Le 14 novembre 1956, Fernand Iveton passe à l’acte. Il se rend à son travail le plus naturellement du monde, l’engin caché sans sa musette. C’est un contremaître, soupçonneux qui appelle la police. L’engin est désactivé. Iveton est arrêté sur son lieu de travail, vers 16 heures. La suite peut être imaginée. Interrogatoires violents, tortures atroces immédiates.

Lorsque la nouvelle fut connue, ce fut un déchaînement de la communauté européenne d’Alger. Le climat, déjà tendu par d’autres attentats – ceux-ci dans des lieux publics comme le « Milk-Bar » – tourna à la haine, quand les idées politiques d’Iveton furent révélées.

Les communistes français étaient dans l’embarras. D’une part, ils avaient des contacts espacés avec les communistes algériens, clandestins. Ils auraient de toute façon formellement déconseillé ce type d’action. La pose de bombes, même pour une bonne cause, même sans volonté de semer la mort, était contraire à leur culture. Aussi, aucune campagne de défense d’Iveton n’est-elle menée. Bien plus, la direction du PCF, dans un premier temps, interdit à l’avocat communiste Gaston Amblard de défendre Iveton.

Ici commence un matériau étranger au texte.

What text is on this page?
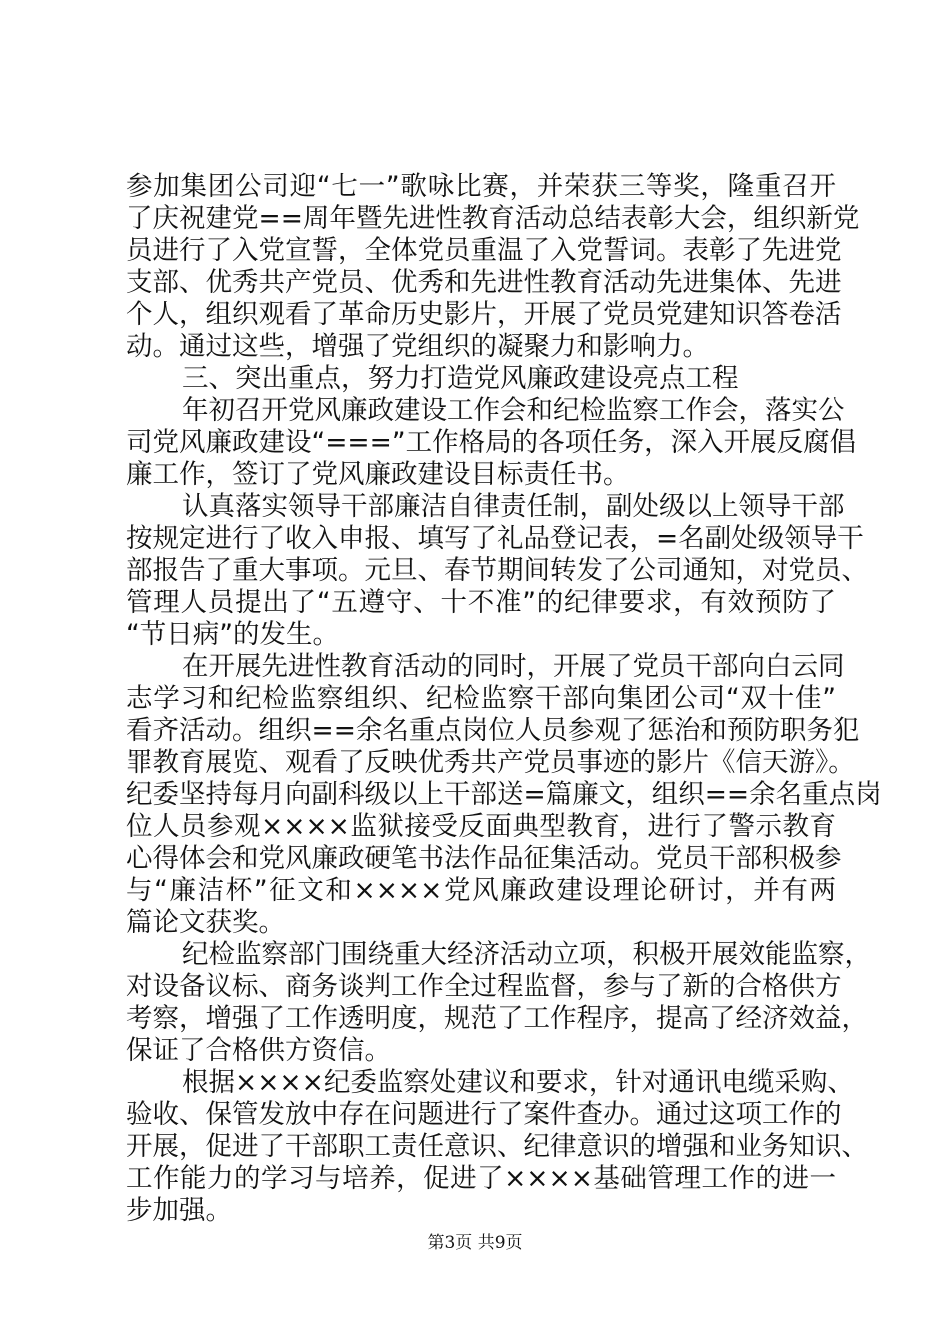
参加集团公司迎“七一”歌咏比赛，并荣获三等奖，隆重召开
了庆祝建党==周年暨先进性教育活动总结表彰大会，组织新党
员进行了入党宣誓，全体党员重温了入党誓词。表彰了先进党
支部、优秀共产党员、优秀和先进性教育活动先进集体、先进
个人，组织观看了革命历史影片，开展了党员党建知识答卷活
动。通过这些，增强了党组织的凝聚力和影响力。
三、突出重点，努力打造党风廉政建设亮点工程
年初召开党风廉政建设工作会和纪检监察工作会，落实公
司党风廉政建设“===”工作格局的各项任务，深入开展反腐倡
廉工作，签订了党风廉政建设目标责任书。
认真落实领导干部廉洁自律责任制，副处级以上领导干部
按规定进行了收入申报、填写了礼品登记表，=名副处级领导干
部报告了重大事项。元旦、春节期间转发了公司通知，对党员、
管理人员提出了“五遵守、十不准”的纪律要求，有效预防了
“节日病”的发生。
在开展先进性教育活动的同时，开展了党员干部向白云同
志学习和纪检监察组织、纪检监察干部向集团公司“双十佳”
看齐活动。组织==余名重点岗位人员参观了惩治和预防职务犯
罪教育展览、观看了反映优秀共产党员事迹的影片《信天游》。
纪委坚持每月向副科级以上干部送=篇廉文，组织==余名重点岗
位人员参观××××监狱接受反面典型教育，进行了警示教育
心得体会和党风廉政硬笔书法作品征集活动。党员干部积极参
与“廉洁杯”征文和××××党风廉政建设理论研讨，并有两
篇论文获奖。
纪检监察部门围绕重大经济活动立项，积极开展效能监察，
对设备议标、商务谈判工作全过程监督，参与了新的合格供方
考察，增强了工作透明度，规范了工作程序，提高了经济效益，
保证了合格供方资信。
根据××××纪委监察处建议和要求，针对通讯电缆采购、
验收、保管发放中存在问题进行了案件查办。通过这项工作的
开展，促进了干部职工责任意识、纪律意识的增强和业务知识、
工作能力的学习与培养，促进了××××基础管理工作的进一
步加强。
第3页 共9页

L’Humanité choisit durant deux semaines le silence. Position qui sera durement reprochée aux communistes français par la plupart des études publiées.

Le procès en flagrant délit, dans un climat d’hystérie, commença le samedi 18 novembre. Un jeune avocat du barreau d’Alger, Me Albert Smadja, est commis d’office. Dans n’importe quelle autre circonstance, l’accusé aurait été condamné à une peine de prison de quelques années : si l’acte de sabotage était attesté, il n’y avait eu ni mort, ni blessé, et il ne pouvait pas y en avoir, la programmation de l’heure de la déflagration en attestait. Qu’importe, la décision était prise avant même le début du procès. La peine de mort est prononcée le 25, soit onze jours après les faits.

Alertés par l’importance de l’affaire, les communistes changent alors d’attitude. L’Humanité proteste contre le verdict et demande la grâce du condamné. Le journal présente et défend la version de l’accusé, puis sa conclusion : « J’aime la France mais je suis Algérien, et j’ai participé à la lutte de mon peuple ». La direction du PCF envoie l’un de ses avocats les plus prestigieux, Me Joe Nordmann, pour reprendre en main le dossier. Nordmann écrit au président du Conseil, Guy Mollet, alerte la Ligue des Droits de l’Homme, demande la grâce au président Coty. Mais les autorités politiques parisiennes étaient, particulièrement à ce moment, acquises à l’idée de la répression la plus totale. Dans le clan des plus hostiles à toute clémence : le Garde des Sceaux, François Mitterrand. Il rejette états d’âme la demande de grâce. Le 10 février, le refus est rendu public. Il n’y a plus d’espoir.

Moins de 24 heures plus tard, au petit matin du 11 février 1957, Fernand Iveton est exécuté à la prison Barberousse, à Alger, en même temps que deux autres patriotes algériens : Mohamed Ounnouri et Ahmed Lakhnache. Ses dernières paroles ont été : « La vie d’un homme, la mienne, ne compte pas. Ce qui compte, c’est l’Algérie, son avenir ».

Cette affaire reste en une tache indélébile dans l’histoire de la France contemporaine. Mais la particularité du cas Iveton ne doit pas faire oublier que le sang a été répandu à flots durant cette période : 221 autres patriotes algériens, classés, eux « musulmans », furent guillotinés par la République. En ces temps de réhabilitation tous azimuts du colonialisme, il est bon de rappeler que ce système, né dans la violence, ne s’est perpétué que par le sang, avant de s’écrouler lamentablement.

Une initiative mémorielle sur la figure de Fernand Iveton se déroulera dans le cadre de la Semaine anticoloniale à Paris, le 24 février 2017 à 19h.

Note : Le nom d’Iveton est fréquemment écorché (écrit avec un « Y »). Nous rectifions ici l’orthographe exacte.